A few years ago, sometime in the six form I think, a few of us had spent our Wednesday ‘activity’ afternoon in the pub. We were hungry on the way home, so we ducked into a kebab shop for the necessary food fix. For some inexplicable reason, and despite the fact it was about 6pm, one of my mate’s younger brothers was coming up on a very harsh acid tab at the time. He’d been holding it together pretty well in the pub – at 16 this geezer had already done 20+ trips, so either his sanity was already dispensed with or he could really handle it.

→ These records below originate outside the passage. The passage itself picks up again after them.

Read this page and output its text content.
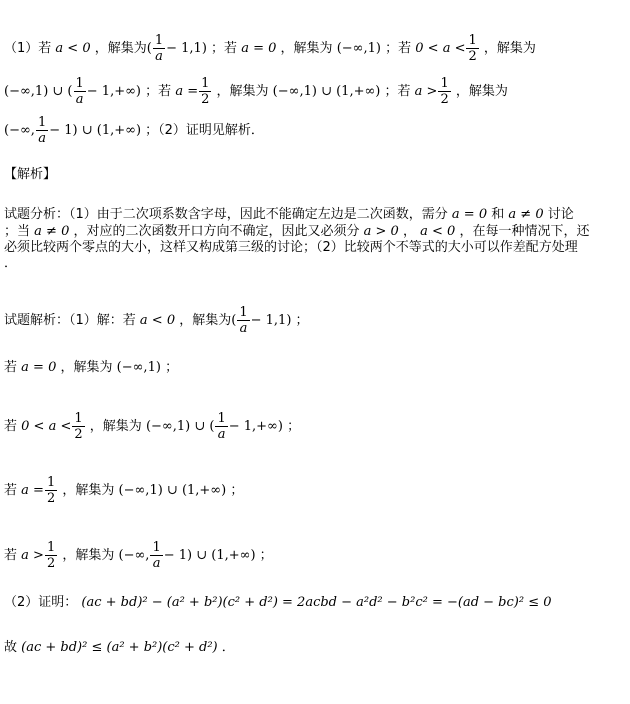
（1）若 a < 0 ，解集为( $\frac{1}{a} - 1,1$) ；若 a = 0 ，解集为 (−∞,1) ；若 $0 < a < \frac{1}{2}$ ，解集为
(−∞,1) ∪ ( $\frac{1}{a} - 1,+\infty$) ；若 $a = \frac{1}{2}$ ，解集为 (−∞,1) ∪ (1,+∞) ；若 $a > \frac{1}{2}$ ，解集为
(−∞, $\frac{1}{a} - 1$) ∪ (1,+∞) ；（2）证明见解析．
【解析】
试题分析：（1）由于二次项系数含字母，因此不能确定左边是二次函数，需分 a = 0 和 a ≠ 0 讨论
；当 a ≠ 0 ，对应的二次函数开口方向不确定，因此又必须分 a > 0 ， a < 0 ，在每一种情况下，还
必须比较两个零点的大小，这样又构成第三级的讨论；（2）比较两个不等式的大小可以作差配方处理
．
试题解析：（1）解：若 a < 0 ，解集为( $\frac{1}{a} - 1,1$) ；
若 a = 0 ，解集为 (−∞,1) ；
若 $0 < a < \frac{1}{2}$ ，解集为 (−∞,1) ∪ ( $\frac{1}{a} - 1,+\infty$) ；
若 $a = \frac{1}{2}$ ，解集为 (−∞,1) ∪ (1,+∞) ；
若 $a > \frac{1}{2}$ ，解集为 (−∞, $\frac{1}{a} - 1$) ∪ (1,+∞) ；
（2）证明： (ac + bd)² − (a² + b²)(c² + d²) = 2acbd − a²d² − b²c² = −(ad − bc)² ≤ 0
故 (ac + bd)² ≤ (a² + b²)(c² + d²) ．
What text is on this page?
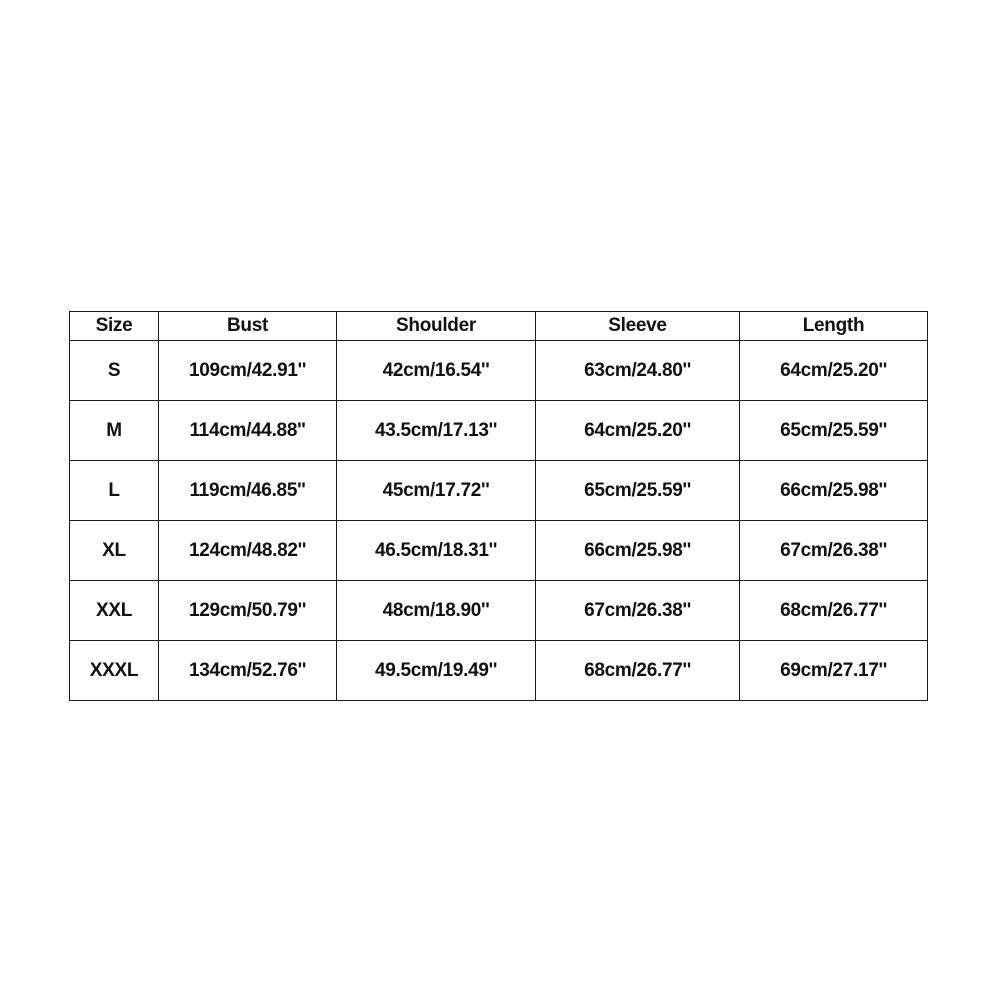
Size	Bust	Shoulder	Sleeve	Length
S	109cm/42.91''	42cm/16.54''	63cm/24.80''	64cm/25.20''
M	114cm/44.88''	43.5cm/17.13''	64cm/25.20''	65cm/25.59''
L	119cm/46.85''	45cm/17.72''	65cm/25.59''	66cm/25.98''
XL	124cm/48.82''	46.5cm/18.31''	66cm/25.98''	67cm/26.38''
XXL	129cm/50.79''	48cm/18.90''	67cm/26.38''	68cm/26.77''
XXXL	134cm/52.76''	49.5cm/19.49''	68cm/26.77''	69cm/27.17''
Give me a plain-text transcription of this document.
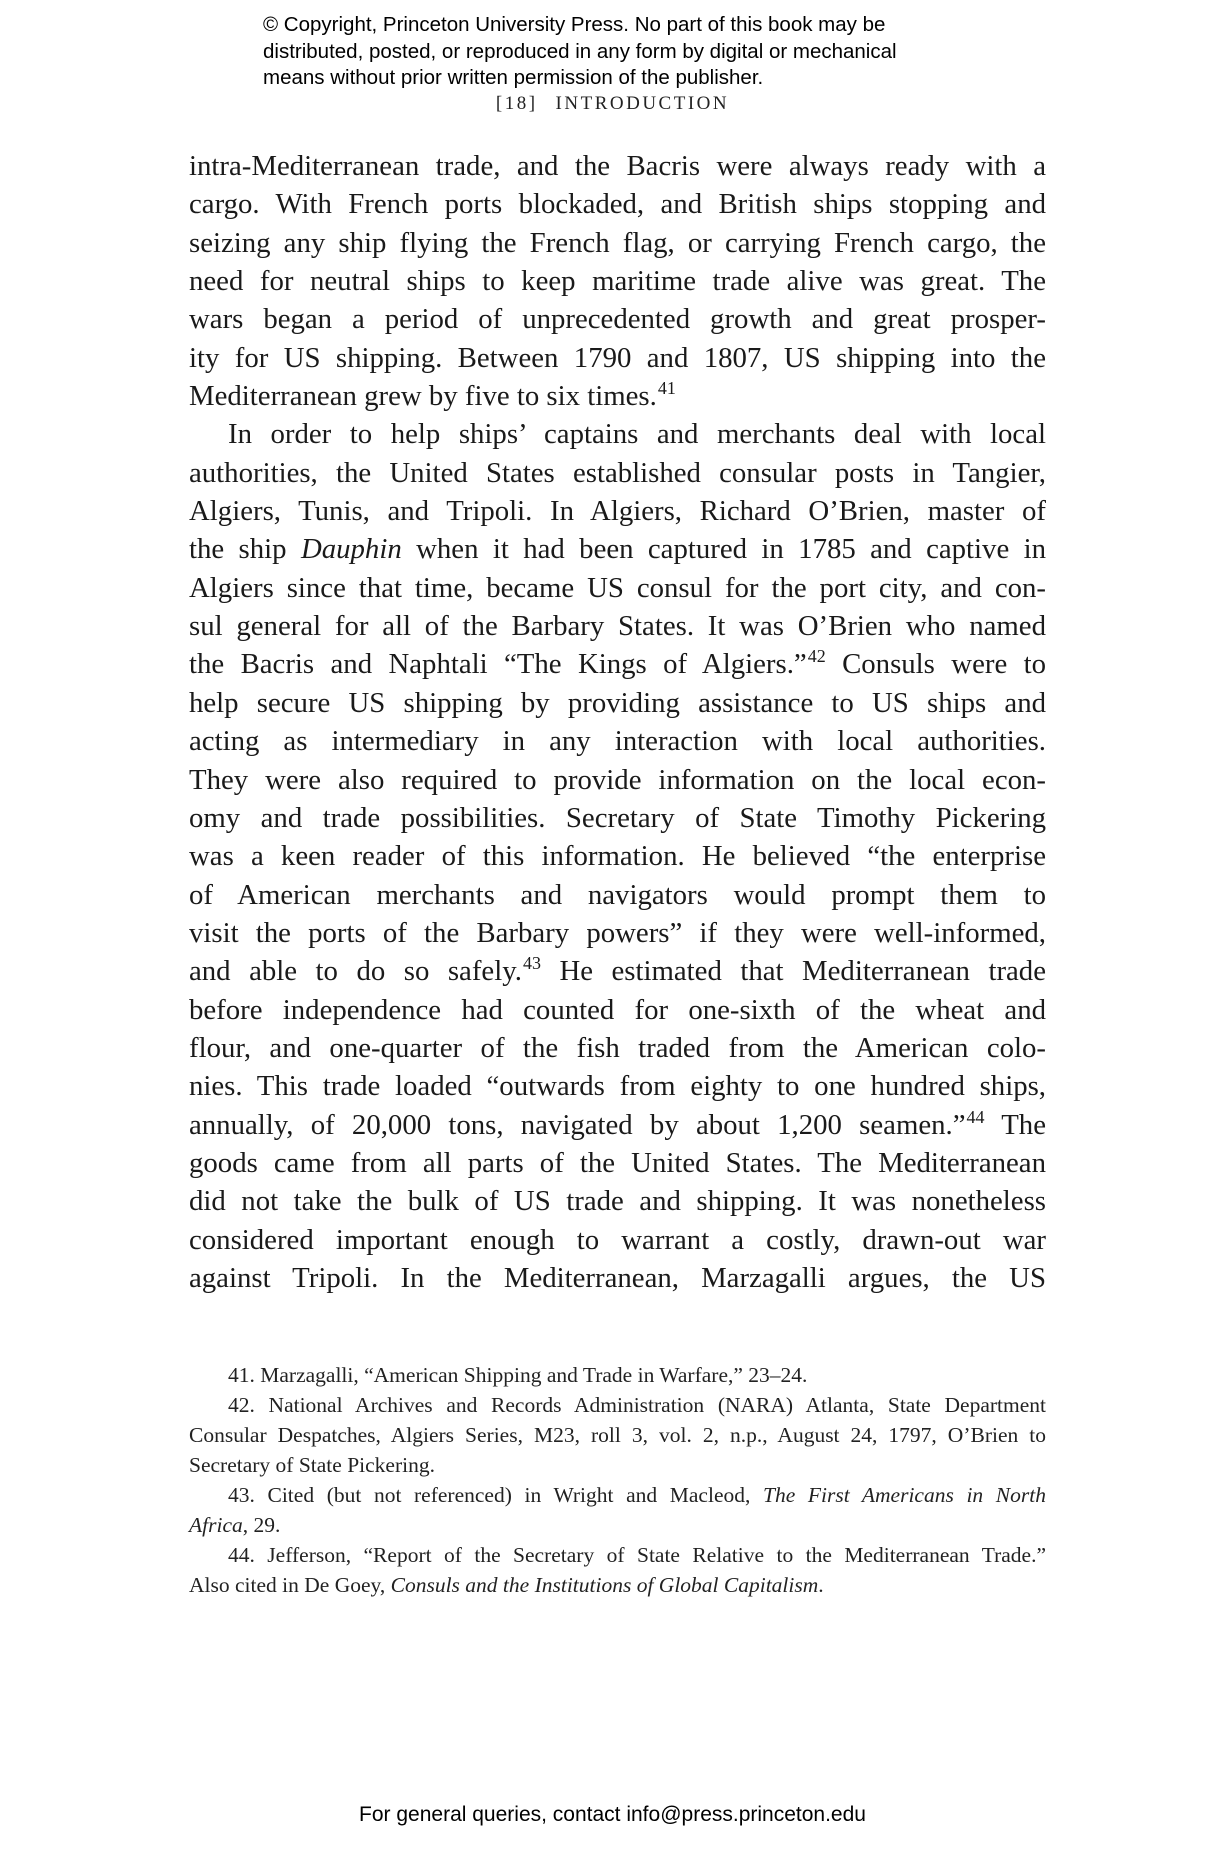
© Copyright, Princeton University Press. No part of this book may be
distributed, posted, or reproduced in any form by digital or mechanical
means without prior written permission of the publisher.
[18] INTRODUCTION
intra-Mediterranean trade, and the Bacris were always ready with a
cargo. With French ports blockaded, and British ships stopping and
seizing any ship flying the French flag, or carrying French cargo, the
need for neutral ships to keep maritime trade alive was great. The
wars began a period of unprecedented growth and great prosper-
ity for US shipping. Between 1790 and 1807, US shipping into the
Mediterranean grew by five to six times.$^{41}$
In order to help ships’ captains and merchants deal with local
authorities, the United States established consular posts in Tangier,
Algiers, Tunis, and Tripoli. In Algiers, Richard O’Brien, master of
the ship Dauphin when it had been captured in 1785 and captive in
Algiers since that time, became US consul for the port city, and con-
sul general for all of the Barbary States. It was O’Brien who named
the Bacris and Naphtali “The Kings of Algiers.”$^{42}$ Consuls were to
help secure US shipping by providing assistance to US ships and
acting as intermediary in any interaction with local authorities.
They were also required to provide information on the local econ-
omy and trade possibilities. Secretary of State Timothy Pickering
was a keen reader of this information. He believed “the enterprise
of American merchants and navigators would prompt them to
visit the ports of the Barbary powers” if they were well-informed,
and able to do so safely.$^{43}$ He estimated that Mediterranean trade
before independence had counted for one-sixth of the wheat and
flour, and one-quarter of the fish traded from the American colo-
nies. This trade loaded “outwards from eighty to one hundred ships,
annually, of 20,000 tons, navigated by about 1,200 seamen.”$^{44}$ The
goods came from all parts of the United States. The Mediterranean
did not take the bulk of US trade and shipping. It was nonetheless
considered important enough to warrant a costly, drawn-out war
against Tripoli. In the Mediterranean, Marzagalli argues, the US
41. Marzagalli, “American Shipping and Trade in Warfare,” 23–24.
42. National Archives and Records Administration (NARA) Atlanta, State Department
Consular Despatches, Algiers Series, M23, roll 3, vol. 2, n.p., August 24, 1797, O’Brien to
Secretary of State Pickering.
43. Cited (but not referenced) in Wright and Macleod, The First Americans in North
Africa, 29.
44. Jefferson, “Report of the Secretary of State Relative to the Mediterranean Trade.”
Also cited in De Goey, Consuls and the Institutions of Global Capitalism.
For general queries, contact info@press.princeton.edu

After a few moments of telling foot-shuffling and smirk-surpression, Dave lost it. We were all in the queue, about 5 of us in total, and there was already a family of chunks in front of us, ordering their delights from the miscellaneous menk stick. The laughter erupted with a noisy ‘phhhhhhhhsssssssssst’, and bubbles of saliva were born and exploded over several of our backs. It was the really crippling laughter that only narcotics can bring. We took him outside and sat down with him. Once the laughter had subsided to a level that would allow him to speak, Dave said, “That meat, that thing on a stick…..it could be…..fucking…..ANYTHING!” Then he lost it again and began convulsing on the floor with laughter, which brought us more attention than we wanted. Once he’d calmed down a bit again, he coninued his explanation..”and you……you……pay money for it……and, him, the kebab dude, he’s…..fucking evil!” It was too much to take for poor Dave, and yet again he cracked up.
All was ok from then on until we got to the Esso garage a the top of my road. Dave needed Rizlas. Full credit to him, he didn’t ask anyone to go in for him, or perhaps he did and we refused, I can’t remember. What I do remember is Dave staggering out, laughing his tits off and trying to explain that ‘that cunt’s beard kept flashing ON and OFF!’.